“Five”, Laura Arend en Avignon

25/07/17 par  |  publié dans : A la une, Danse, Festival | Tags : , , , ,

« Five » de Laura Arend, la danse franco-israélienne au féminin est au Théâtre Golovine

Israël est un étrange pays né ex nihilo des pires convulsions de l’histoire, on ne devrait donc pas s’étonner que sa danse fut à nulle autre pareille. On connait bien dans notre Grand Sud la Batsheva, comme le mouvement « Gaga » de Ohad Naharin, mais une deuxième génération émerge qui en est issu peu ou prou. Paradoxalement, la lyonnaise Laura Arend est de ceux là, elle s’expose avec « Five », une pièce totalement atypique.

Soleil de plomb

Il et elles sont tout de blanc vêtus, à l’identique, t shirt et short ample, silhouettes se mouvant au ralenti dans la quasi obscurité. Mais le mouvement se déploie et la lumière croit sans cesse, jusqu’à devenir aveuglante, comme le soleil brûlant de Palestine. Entre harmonie et convulsions on retrouve fugitivement la gestuelle de Naharin qui s’empare des corps, ils s’approchent se mêlent ou s’éloignent, l’intimité alterne avec la solitude. Mais tout se dérègle, les déplacement paraissent de plus en plus aléatoires, chaotiques, comme s’ils voulaient sortir du cadre étroit du plateau.

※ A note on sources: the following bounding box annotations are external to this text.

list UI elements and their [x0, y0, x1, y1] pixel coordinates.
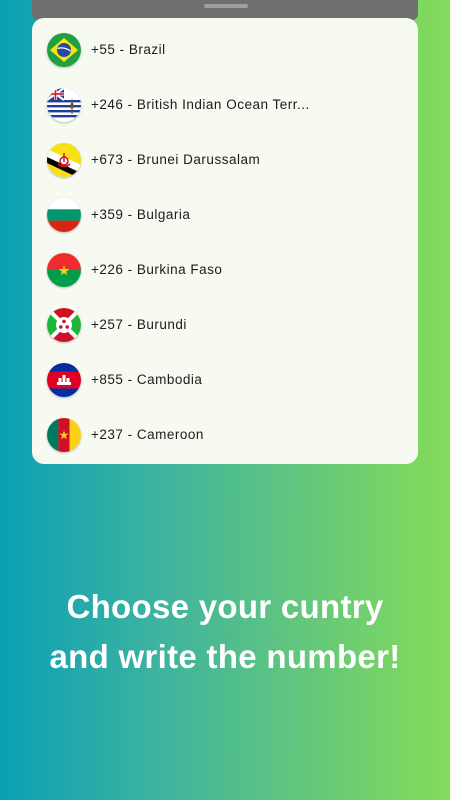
country-item-label: +855 - Cambodia	[91, 372, 203, 387]
background-app-frame	[32, 0, 418, 20]
cameroon-flag-icon	[47, 417, 81, 452]
tagline-line-2: and write the number!	[49, 638, 401, 675]
country-item-cambodia[interactable]: +855 - Cambodia	[32, 352, 418, 407]
country-item-label: +246 - British Indian Ocean Terr...	[91, 97, 310, 112]
country-item-bulgaria[interactable]: +359 - Bulgaria	[32, 187, 418, 242]
brazil-flag-icon	[47, 32, 81, 67]
bulgaria-flag-icon	[47, 197, 81, 232]
sheet-drag-handle[interactable]	[204, 4, 248, 8]
country-item-label: +226 - Burkina Faso	[91, 262, 223, 277]
country-item-brunei[interactable]: +673 - Brunei Darussalam	[32, 132, 418, 187]
country-item-label: +359 - Bulgaria	[91, 207, 191, 222]
country-item-british-indian-ocean-territory[interactable]: +246 - British Indian Ocean Terr...	[32, 77, 418, 132]
british-indian-ocean-territory-flag-icon	[47, 87, 81, 122]
tagline-line-1: Choose your cuntry	[66, 588, 384, 625]
country-item-label: +237 - Cameroon	[91, 427, 204, 442]
country-item-cameroon[interactable]: +237 - Cameroon	[32, 407, 418, 462]
promo-tagline: Choose your cuntry and write the number!	[0, 582, 450, 682]
cambodia-flag-icon	[47, 362, 81, 397]
burkina-faso-flag-icon	[47, 252, 81, 287]
country-item-label: +257 - Burundi	[91, 317, 187, 332]
country-item-label: +673 - Brunei Darussalam	[91, 152, 261, 167]
country-item-label: +55 - Brazil	[91, 42, 166, 57]
country-item-burundi[interactable]: +257 - Burundi	[32, 297, 418, 352]
country-picker-sheet: +55 - Brazil +246 - British Indian Ocean…	[32, 18, 418, 464]
brunei-flag-icon	[47, 142, 81, 177]
country-item-brazil[interactable]: +55 - Brazil	[32, 22, 418, 77]
country-item-burkina-faso[interactable]: +226 - Burkina Faso	[32, 242, 418, 297]
burundi-flag-icon	[47, 307, 81, 342]
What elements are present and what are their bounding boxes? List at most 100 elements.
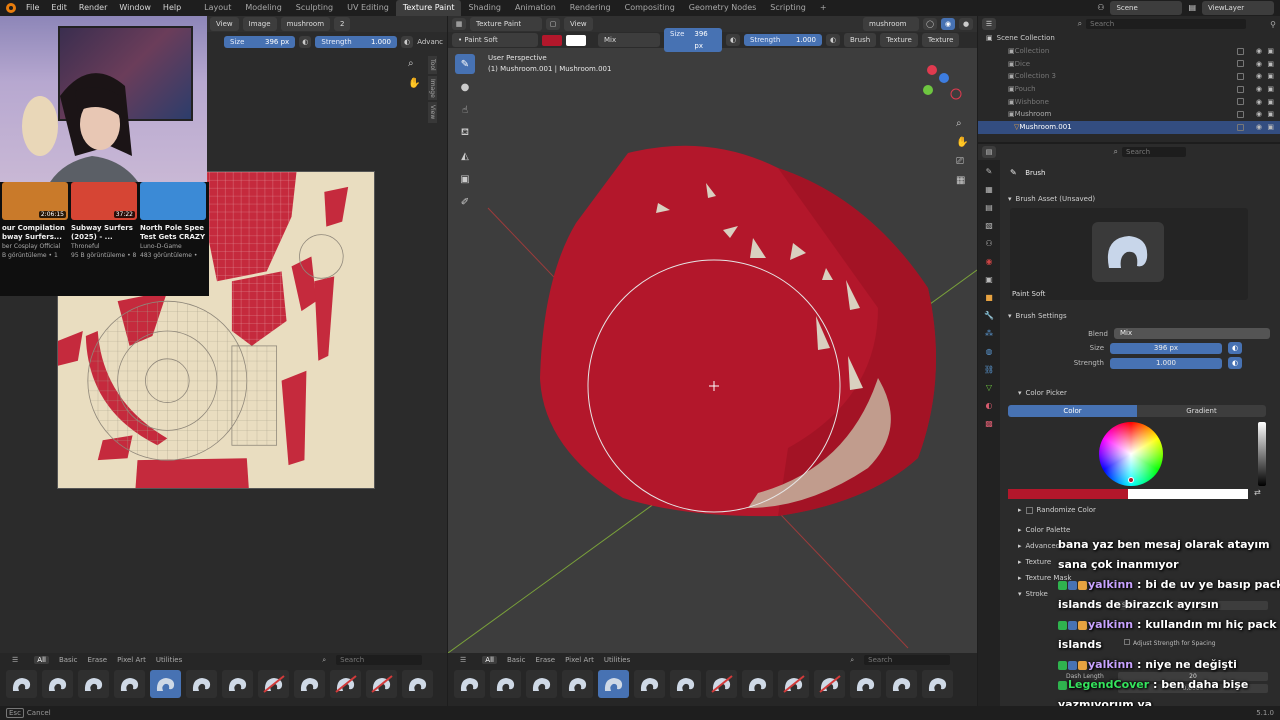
brush-thumbnail[interactable] bbox=[150, 670, 181, 698]
shelf-tab-pixel-art[interactable]: Pixel Art bbox=[565, 656, 594, 664]
workspace-tab-scripting[interactable]: Scripting bbox=[763, 0, 813, 16]
viewport-shading-material-icon[interactable]: ◉ bbox=[941, 18, 955, 30]
brush-thumbnail[interactable] bbox=[78, 670, 109, 698]
workspace-tab-uv-editing[interactable]: UV Editing bbox=[340, 0, 396, 16]
swap-colors-icon[interactable]: ⇄ bbox=[1254, 488, 1261, 497]
primary-color-swatch[interactable] bbox=[542, 34, 562, 46]
video-title[interactable]: our Compilation bbox=[2, 224, 68, 233]
shelf-tab-basic[interactable]: Basic bbox=[507, 656, 526, 664]
world-tab-icon[interactable]: ◉ bbox=[982, 254, 996, 268]
color-wheel-cursor[interactable] bbox=[1128, 477, 1134, 483]
uv-strength-slider[interactable]: Strength 1.000 bbox=[315, 36, 397, 48]
outliner-filter-icon[interactable]: ⚲ bbox=[1270, 20, 1276, 29]
menu-help[interactable]: Help bbox=[157, 0, 187, 16]
smear-tool-icon[interactable]: ☝ bbox=[455, 100, 475, 120]
mode-selector[interactable]: Texture Paint bbox=[470, 17, 542, 31]
exclude-checkbox[interactable] bbox=[1237, 72, 1244, 80]
chat-username[interactable]: yalkinn bbox=[1088, 658, 1133, 671]
particles-tab-icon[interactable]: ⁂ bbox=[982, 326, 996, 340]
modifier-tab-icon[interactable]: 🔧 bbox=[982, 308, 996, 322]
outliner-search-input[interactable]: Search bbox=[1086, 19, 1247, 29]
brush-thumbnail[interactable] bbox=[562, 670, 593, 698]
image-users-count[interactable]: 2 bbox=[334, 17, 351, 31]
brush-thumbnail[interactable] bbox=[670, 670, 701, 698]
workspace-tab-shading[interactable]: Shading bbox=[461, 0, 508, 16]
brush-thumbnail[interactable] bbox=[294, 670, 325, 698]
viewport-shading-render-icon[interactable]: ● bbox=[959, 18, 973, 30]
render-camera-icon[interactable]: ▣ bbox=[1267, 60, 1274, 68]
secondary-color-swatch[interactable] bbox=[566, 34, 586, 46]
brush-settings-section[interactable]: ▾ Brush Settings bbox=[1008, 312, 1067, 320]
properties-editor-icon[interactable]: ▤ bbox=[982, 146, 996, 158]
shelf-tab-utilities[interactable]: Utilities bbox=[156, 656, 182, 664]
view-layer-selector[interactable]: ViewLayer bbox=[1202, 1, 1274, 15]
outliner-panel[interactable]: ☰ ⌕ Search ⚲ ▣ Scene Collection ▣ Collect… bbox=[978, 16, 1280, 142]
data-tab-icon[interactable]: ▽ bbox=[982, 380, 996, 394]
brush-thumbnail[interactable] bbox=[922, 670, 953, 698]
visibility-eye-icon[interactable]: ◉ bbox=[1256, 98, 1262, 106]
brush-thumbnail[interactable] bbox=[886, 670, 917, 698]
brush-asset-section[interactable]: ▾ Brush Asset (Unsaved) bbox=[1008, 195, 1095, 203]
brush-thumbnail[interactable] bbox=[330, 670, 361, 698]
visibility-eye-icon[interactable]: ◉ bbox=[1256, 123, 1262, 131]
outliner-item[interactable]: ▣ Mushroom ◉ ▣ bbox=[978, 108, 1280, 121]
brush-thumbnail[interactable] bbox=[490, 670, 521, 698]
outliner-item[interactable]: ▣ Collection 3 ◉ ▣ bbox=[978, 70, 1280, 83]
strength-pressure-icon[interactable]: ◐ bbox=[1228, 357, 1242, 369]
shelf-tab-basic[interactable]: Basic bbox=[59, 656, 78, 664]
video-subtitle[interactable]: bway Surfers... bbox=[2, 233, 68, 242]
video-thumbnail[interactable] bbox=[140, 182, 206, 220]
texture-menu[interactable]: Texture bbox=[880, 33, 918, 47]
brush-menu[interactable]: Brush bbox=[844, 33, 877, 47]
workspace-tab-rendering[interactable]: Rendering bbox=[563, 0, 618, 16]
visibility-eye-icon[interactable]: ◉ bbox=[1256, 72, 1262, 80]
workspace-tab-texture-paint[interactable]: Texture Paint bbox=[395, 0, 462, 16]
color-tab[interactable]: Color bbox=[1008, 405, 1137, 417]
randomize-checkbox[interactable] bbox=[1025, 506, 1033, 514]
physics-tab-icon[interactable]: ◍ bbox=[982, 344, 996, 358]
outliner-editor-icon[interactable]: ☰ bbox=[982, 18, 996, 30]
outliner-item[interactable]: ▣ Collection ◉ ▣ bbox=[978, 45, 1280, 58]
brush-thumbnail[interactable] bbox=[222, 670, 253, 698]
size-pressure-icon[interactable]: ◐ bbox=[726, 34, 740, 46]
size-pressure-icon[interactable]: ◐ bbox=[1228, 342, 1242, 354]
brush-thumbnail[interactable] bbox=[598, 670, 629, 698]
image-editor-image-menu[interactable]: Image bbox=[242, 17, 277, 31]
side-tab-view[interactable]: View bbox=[428, 102, 437, 123]
visibility-eye-icon[interactable]: ◉ bbox=[1256, 85, 1262, 93]
size-slider-prop[interactable]: 396 px bbox=[1110, 342, 1222, 354]
outliner-item[interactable]: ▽ Mushroom.001 ◉ ▣ bbox=[978, 120, 1280, 134]
randomize-color-row[interactable]: ▸ Randomize Color bbox=[1018, 506, 1096, 514]
workspace-tab-layout[interactable]: Layout bbox=[197, 0, 238, 16]
strength-pressure-icon[interactable]: ◐ bbox=[826, 34, 840, 46]
brush-thumbnail[interactable] bbox=[454, 670, 485, 698]
side-tab-tool[interactable]: Tool bbox=[428, 56, 437, 74]
outliner-scene-collection[interactable]: ▣ Scene Collection bbox=[978, 32, 1280, 45]
scene-tab-icon[interactable]: ⚇ bbox=[982, 236, 996, 250]
constraints-tab-icon[interactable]: ⛓ bbox=[982, 362, 996, 376]
outliner-item[interactable]: ▣ Wishbone ◉ ▣ bbox=[978, 95, 1280, 108]
draw-brush-tool-icon[interactable]: ✎ bbox=[455, 54, 475, 74]
video-card[interactable]: 2:06:15 our Compilation bway Surfers... … bbox=[2, 182, 68, 296]
chat-username[interactable]: yalkinn bbox=[1088, 618, 1133, 631]
uv-size-pressure-icon[interactable]: ◐ bbox=[299, 36, 312, 48]
outliner-item[interactable]: ▣ Dice ◉ ▣ bbox=[978, 57, 1280, 70]
brush-thumbnail[interactable] bbox=[42, 670, 73, 698]
video-thumbnail[interactable]: 37:22 bbox=[71, 182, 137, 220]
render-camera-icon[interactable]: ▣ bbox=[1267, 47, 1274, 55]
render-camera-icon[interactable]: ▣ bbox=[1267, 123, 1274, 131]
blend-mode-selector[interactable]: Mix bbox=[598, 33, 660, 47]
video-title[interactable]: North Pole Spee bbox=[140, 224, 206, 233]
color-wheel[interactable] bbox=[1099, 422, 1163, 486]
color-picker-section[interactable]: ▾ Color Picker bbox=[1018, 389, 1067, 397]
camera-view-icon[interactable]: ⎚ bbox=[956, 152, 968, 171]
video-card[interactable]: 37:22 Subway Surfers (2025) - ... Throne… bbox=[71, 182, 137, 296]
value-slider[interactable] bbox=[1258, 422, 1266, 486]
render-tab-icon[interactable]: ▦ bbox=[982, 182, 996, 196]
chat-username[interactable]: LegendCover bbox=[1068, 678, 1149, 691]
editor-type-icon[interactable]: ▦ bbox=[452, 18, 466, 30]
collection-tab-icon[interactable]: ▣ bbox=[982, 272, 996, 286]
render-camera-icon[interactable]: ▣ bbox=[1267, 98, 1274, 106]
brush-thumbnail[interactable] bbox=[258, 670, 289, 698]
shelf-tab-all[interactable]: All bbox=[482, 656, 497, 664]
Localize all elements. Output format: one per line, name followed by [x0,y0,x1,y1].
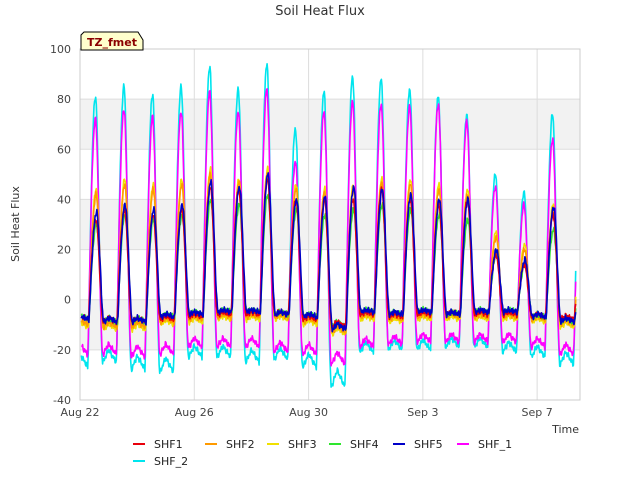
y-tick-label: 100 [50,43,71,56]
legend-label-shf-2: SHF_2 [154,455,188,468]
y-tick-label: 0 [64,294,71,307]
legend: SHF1 SHF2 SHF3 SHF4 SHF5 SHF_1 SHF_2 [133,438,512,468]
station-badge: TZ_fmet [80,31,144,51]
y-tick-label: 40 [57,193,71,206]
x-tick-label: Sep 7 [522,406,553,419]
y-tick-label: 60 [57,143,71,156]
legend-label-shf3: SHF3 [288,438,317,451]
y-tick-label: 20 [57,244,71,257]
y-axis-title: Soil Heat Flux [9,186,22,262]
legend-label-shf2: SHF2 [226,438,255,451]
y-tick-label: 80 [57,93,71,106]
chart-title: Soil Heat Flux [275,4,365,19]
legend-label-shf4: SHF4 [350,438,379,451]
legend-label-shf1: SHF1 [154,438,183,451]
x-tick-label: Aug 22 [61,406,100,419]
soil-heat-flux-chart: Soil Heat Flux -40-20020406080100Aug 22 A… [9,4,581,468]
x-tick-label: Aug 26 [175,406,214,419]
badge-label: TZ_fmet [87,36,137,49]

Deux danseuses s’étreignent, l’une d’elle invite une spectatrice pour une longue accolade, les autres se bousculent pour en être aussi.

 

Désordre

La chorégraphe fait feu de tout bois, elle évolue sans complexe ni transitions du style néoclassique au contemporain ou à la danse folklorique. Deux danseurs rejoignent le public et déchirent à grand bruit des paquets de biscuits apéritifs soufflés, ils jouent à en lancer aux danseuses qui doivent les attraper avec la bouche, le public est invité à faire de même, ils sont une bande de préadolescents qui chahutent comme dans une colonie de vacance, ou plutôt des gosses de kibbutz sans leurs moniteurs, grosses godasses et chaussettes de foot, sac à dos fluo. Mais nous sommes dans un pays colonial et en guerre, la farce tourne court, c’est au son des armes à feu que la pièce change encore de nature.

 

Five

Iconoclaste

On pourrait légitimement hurler au grand n’importe quoi mais tout passe, la farce comme la tragédie, la joie de vivre comme l’angoisse. Les codes sont passés allègrement à la moulinette et c’est drôle,  mais la sincérité des protagonistes comme celle du texte subliminal emportent l’adhésion. Danseuse et chorégraphe, Laura Arend convainc.
Très jeune danseuse française formée à Lyon puis danseuse de la Kibbutz Dance Company, elle crée le « Laboratin Art Company », elle est rejointe pour cette création par quatre danseurs -et danseuses- de la Bathsheva, de Vertigo et de Kibbutz, Eli Cohen, Nitsan Margaliot, Lola Mino et Marija Slavec. C’est au théâtre Golovine, un des temples de la danse en Avignon. Nul doute qu’on les reverra bientôt dans les théâtres de la Région.